Cassazione penale Sez. I sentenza n. 3922 del 4 dicembre 1991

(1 massima)

(massima n. 1)

Il vigente ordinamento processuale, al pari di quello precedente, pur attribuendo al pubblico ministero nella fase esecutiva poteri di notevole rilevanza e di immediata incidenza sulla libertà personale (quale quello di disporre l'esecuzione di una pena detentiva irrogata con sentenza passata in giudicato e di ordinare la carcerazione del condannato) non prevede la possibilità di autonoma e diretta impugnazione dei suoi provvedimenti.
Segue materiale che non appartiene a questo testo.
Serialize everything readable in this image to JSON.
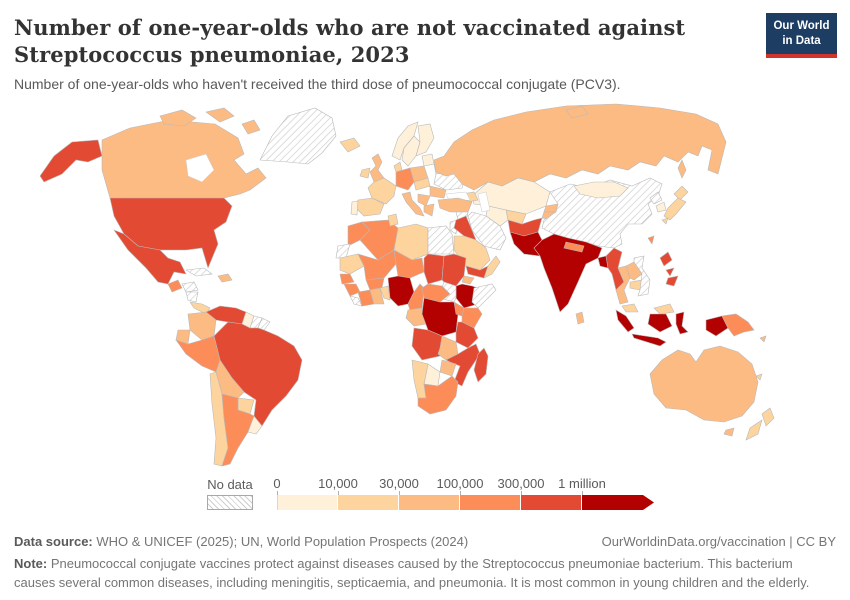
{
  "header": {
    "title": "Number of one-year-olds who are not vaccinated against Streptococcus pneumoniae, 2023",
    "subtitle": "Number of one-year-olds who haven't received the third dose of pneumococcal conjugate (PCV3).",
    "logo": {
      "line1": "Our World",
      "line2": "in Data",
      "bg_color": "#1d3d63",
      "accent_color": "#d0342a"
    }
  },
  "footer": {
    "data_source_label": "Data source:",
    "data_source": " WHO & UNICEF (2025); UN, World Population Prospects (2024)",
    "attribution": "OurWorldinData.org/vaccination | CC BY",
    "note_label": "Note:",
    "note": " Pneumococcal conjugate vaccines protect against diseases caused by the Streptococcus pneumoniae bacterium. This bacterium causes several common diseases, including meningitis, septicaemia, and pneumonia. It is most common in young children and the elderly."
  },
  "chart_data": {
    "type": "heatmap",
    "subtype": "choropleth_world_map",
    "title": "Number of one-year-olds who are not vaccinated against Streptococcus pneumoniae",
    "year": "2023",
    "unit": "one-year-olds not vaccinated (PCV3 third dose not received)",
    "legend": {
      "no_data_label": "No data",
      "tick_labels": [
        "0",
        "10,000",
        "30,000",
        "100,000",
        "300,000",
        "1 million"
      ],
      "bin_labels": [
        "0-10,000",
        "10,000-30,000",
        "30,000-100,000",
        "100,000-300,000",
        "300,000-1 million",
        "More than 1 million"
      ]
    },
    "bin_colors": [
      "#fef0d9",
      "#fdd49e",
      "#fdbb84",
      "#fc8d59",
      "#e34a33",
      "#b30000"
    ],
    "no_data_bin": -1,
    "countries": {
      "greenland": {
        "name": "Greenland",
        "bin": -1
      },
      "canada": {
        "name": "Canada",
        "bin": 2
      },
      "united-states": {
        "name": "United States",
        "bin": 4
      },
      "mexico": {
        "name": "Mexico",
        "bin": 4
      },
      "guatemala": {
        "name": "Guatemala",
        "bin": 3
      },
      "honduras": {
        "name": "Honduras",
        "bin": -1
      },
      "nicaragua": {
        "name": "Nicaragua",
        "bin": -1
      },
      "costa-rica-panama": {
        "name": "Costa Rica & Panama",
        "bin": 1
      },
      "cuba": {
        "name": "Cuba",
        "bin": -1
      },
      "hispaniola": {
        "name": "Haiti & Dominican Republic",
        "bin": 2
      },
      "venezuela": {
        "name": "Venezuela",
        "bin": 4
      },
      "colombia": {
        "name": "Colombia",
        "bin": 2
      },
      "guyana": {
        "name": "Guyana",
        "bin": 0
      },
      "suriname": {
        "name": "Suriname",
        "bin": -1
      },
      "french-guiana": {
        "name": "French Guiana",
        "bin": -1
      },
      "ecuador": {
        "name": "Ecuador",
        "bin": 2
      },
      "peru": {
        "name": "Peru",
        "bin": 3
      },
      "brazil": {
        "name": "Brazil",
        "bin": 4
      },
      "bolivia": {
        "name": "Bolivia",
        "bin": 2
      },
      "paraguay": {
        "name": "Paraguay",
        "bin": 1
      },
      "chile": {
        "name": "Chile",
        "bin": 1
      },
      "argentina": {
        "name": "Argentina",
        "bin": 3
      },
      "uruguay": {
        "name": "Uruguay",
        "bin": 0
      },
      "iceland": {
        "name": "Iceland",
        "bin": 1
      },
      "ireland": {
        "name": "Ireland",
        "bin": 1
      },
      "united-kingdom": {
        "name": "United Kingdom",
        "bin": 2
      },
      "norway": {
        "name": "Norway",
        "bin": 0
      },
      "sweden": {
        "name": "Sweden",
        "bin": 0
      },
      "finland": {
        "name": "Finland",
        "bin": 0
      },
      "denmark": {
        "name": "Denmark",
        "bin": 1
      },
      "baltic-states": {
        "name": "Baltic states",
        "bin": 0
      },
      "belarus": {
        "name": "Belarus",
        "bin": 0
      },
      "poland": {
        "name": "Poland",
        "bin": 2
      },
      "germany": {
        "name": "Germany",
        "bin": 3
      },
      "france": {
        "name": "France",
        "bin": 1
      },
      "spain": {
        "name": "Spain",
        "bin": 1
      },
      "portugal": {
        "name": "Portugal",
        "bin": 0
      },
      "italy": {
        "name": "Italy",
        "bin": 2
      },
      "austria-czechia": {
        "name": "Austria & Czechia",
        "bin": 1
      },
      "balkans": {
        "name": "Balkans",
        "bin": 2
      },
      "romania": {
        "name": "Romania",
        "bin": 2
      },
      "greece": {
        "name": "Greece",
        "bin": 2
      },
      "ukraine": {
        "name": "Ukraine",
        "bin": -1
      },
      "turkey": {
        "name": "Turkey",
        "bin": 2
      },
      "caucasus": {
        "name": "Caucasus",
        "bin": 1
      },
      "russia": {
        "name": "Russia",
        "bin": 2
      },
      "kazakhstan": {
        "name": "Kazakhstan",
        "bin": 0
      },
      "turkmenistan": {
        "name": "Turkmenistan",
        "bin": 0
      },
      "uzbekistan": {
        "name": "Uzbekistan",
        "bin": 1
      },
      "kyrgyzstan": {
        "name": "Kyrgyzstan",
        "bin": 2
      },
      "tajikistan": {
        "name": "Tajikistan",
        "bin": 2
      },
      "china": {
        "name": "China",
        "bin": -1
      },
      "mongolia": {
        "name": "Mongolia",
        "bin": 0
      },
      "north-korea": {
        "name": "North Korea",
        "bin": -1
      },
      "south-korea": {
        "name": "South Korea",
        "bin": 0
      },
      "japan": {
        "name": "Japan",
        "bin": 1
      },
      "taiwan": {
        "name": "Taiwan",
        "bin": 3
      },
      "india": {
        "name": "India",
        "bin": 5
      },
      "pakistan": {
        "name": "Pakistan",
        "bin": 5
      },
      "afghanistan": {
        "name": "Afghanistan",
        "bin": 4
      },
      "nepal": {
        "name": "Nepal",
        "bin": 3
      },
      "bangladesh": {
        "name": "Bangladesh",
        "bin": 5
      },
      "sri-lanka": {
        "name": "Sri Lanka",
        "bin": 2
      },
      "myanmar": {
        "name": "Myanmar",
        "bin": 4
      },
      "thailand": {
        "name": "Thailand",
        "bin": 2
      },
      "laos": {
        "name": "Laos",
        "bin": 2
      },
      "cambodia": {
        "name": "Cambodia",
        "bin": 1
      },
      "vietnam": {
        "name": "Vietnam",
        "bin": -1
      },
      "malaysia": {
        "name": "Malaysia",
        "bin": 1
      },
      "philippines": {
        "name": "Philippines",
        "bin": 4
      },
      "indonesia": {
        "name": "Indonesia",
        "bin": 5
      },
      "papua-new-guinea": {
        "name": "Papua New Guinea",
        "bin": 3
      },
      "solomon-islands": {
        "name": "Solomon Islands",
        "bin": 2
      },
      "new-caledonia": {
        "name": "New Caledonia",
        "bin": 1
      },
      "australia": {
        "name": "Australia",
        "bin": 2
      },
      "new-zealand": {
        "name": "New Zealand",
        "bin": 1
      },
      "iran": {
        "name": "Iran",
        "bin": -1
      },
      "iraq": {
        "name": "Iraq",
        "bin": 4
      },
      "syria": {
        "name": "Syria",
        "bin": -1
      },
      "jordan-israel": {
        "name": "Jordan & Israel",
        "bin": -1
      },
      "saudi-arabia": {
        "name": "Saudi Arabia",
        "bin": 1
      },
      "yemen": {
        "name": "Yemen",
        "bin": 4
      },
      "oman": {
        "name": "Oman",
        "bin": 1
      },
      "morocco": {
        "name": "Morocco",
        "bin": 3
      },
      "western-sahara": {
        "name": "Western Sahara",
        "bin": -1
      },
      "algeria": {
        "name": "Algeria",
        "bin": 3
      },
      "tunisia": {
        "name": "Tunisia",
        "bin": 1
      },
      "libya": {
        "name": "Libya",
        "bin": 1
      },
      "egypt": {
        "name": "Egypt",
        "bin": -1
      },
      "mauritania": {
        "name": "Mauritania",
        "bin": 1
      },
      "mali": {
        "name": "Mali",
        "bin": 3
      },
      "niger": {
        "name": "Niger",
        "bin": 3
      },
      "chad": {
        "name": "Chad",
        "bin": 4
      },
      "sudan": {
        "name": "Sudan",
        "bin": 4
      },
      "south-sudan": {
        "name": "South Sudan",
        "bin": -1
      },
      "eritrea": {
        "name": "Eritrea",
        "bin": 2
      },
      "ethiopia": {
        "name": "Ethiopia",
        "bin": 5
      },
      "somalia": {
        "name": "Somalia",
        "bin": -1
      },
      "senegal": {
        "name": "Senegal",
        "bin": 3
      },
      "guinea": {
        "name": "Guinea",
        "bin": 3
      },
      "liberia": {
        "name": "Liberia & Sierra Leone",
        "bin": -1
      },
      "ivory-coast": {
        "name": "Cote d'Ivoire",
        "bin": 3
      },
      "burkina-faso": {
        "name": "Burkina Faso",
        "bin": 3
      },
      "ghana": {
        "name": "Ghana",
        "bin": 2
      },
      "togo-benin": {
        "name": "Togo & Benin",
        "bin": 1
      },
      "nigeria": {
        "name": "Nigeria",
        "bin": 5
      },
      "cameroon": {
        "name": "Cameroon",
        "bin": 3
      },
      "central-african-republic": {
        "name": "Central African Republic",
        "bin": 3
      },
      "gabon-congo": {
        "name": "Gabon & Congo",
        "bin": 2
      },
      "democratic-republic-of-congo": {
        "name": "Democratic Republic of Congo",
        "bin": 5
      },
      "uganda": {
        "name": "Uganda",
        "bin": 3
      },
      "kenya": {
        "name": "Kenya",
        "bin": 3
      },
      "tanzania": {
        "name": "Tanzania",
        "bin": 4
      },
      "angola": {
        "name": "Angola",
        "bin": 4
      },
      "zambia": {
        "name": "Zambia",
        "bin": 2
      },
      "zimbabwe": {
        "name": "Zimbabwe",
        "bin": 2
      },
      "mozambique": {
        "name": "Mozambique",
        "bin": 4
      },
      "madagascar": {
        "name": "Madagascar",
        "bin": 4
      },
      "namibia": {
        "name": "Namibia",
        "bin": 1
      },
      "botswana": {
        "name": "Botswana",
        "bin": 0
      },
      "south-africa": {
        "name": "South Africa",
        "bin": 3
      }
    }
  }
}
La ragione dell'inoppugnabilità deve rinvenirsi nella natura non giurisdizionale di tali atti, i quali — promanando da un organo, la cui competenza è generalmente di carattere esecutivo o amministrativo (v. art. 665 del nuovo codice di rito, che trova il suo esatto corrispondente nell'art. 577 del codice abrogato) — non hanno contenuto decisorio in senso stretto e attitudini a definire il rapporto processuale. Essi, se sono sottratti a qualsiasi mezzo impugnatorio, possono, però, al fine di evitare il verificarsi di situazioni pregiudizievoli per il condannato essere sottoposti al controllo del giudice della esecuzione, il quale, se richiesto dalla parte interessata, dovrà pronunciarsi, osservando le garanzie giurisdizionali proprie del procedimento previsto dall'art. 666 c.p.p., con ordinanza che è ricorribile per cassazione. (Fattispecie di ricorso per cassazione avverso decreto di cumulo del procuratore della Repubblica, qualificato come incidente di esecuzione con conseguente trasmissione al giudice dell'esecuzione per l'ulteriore corso).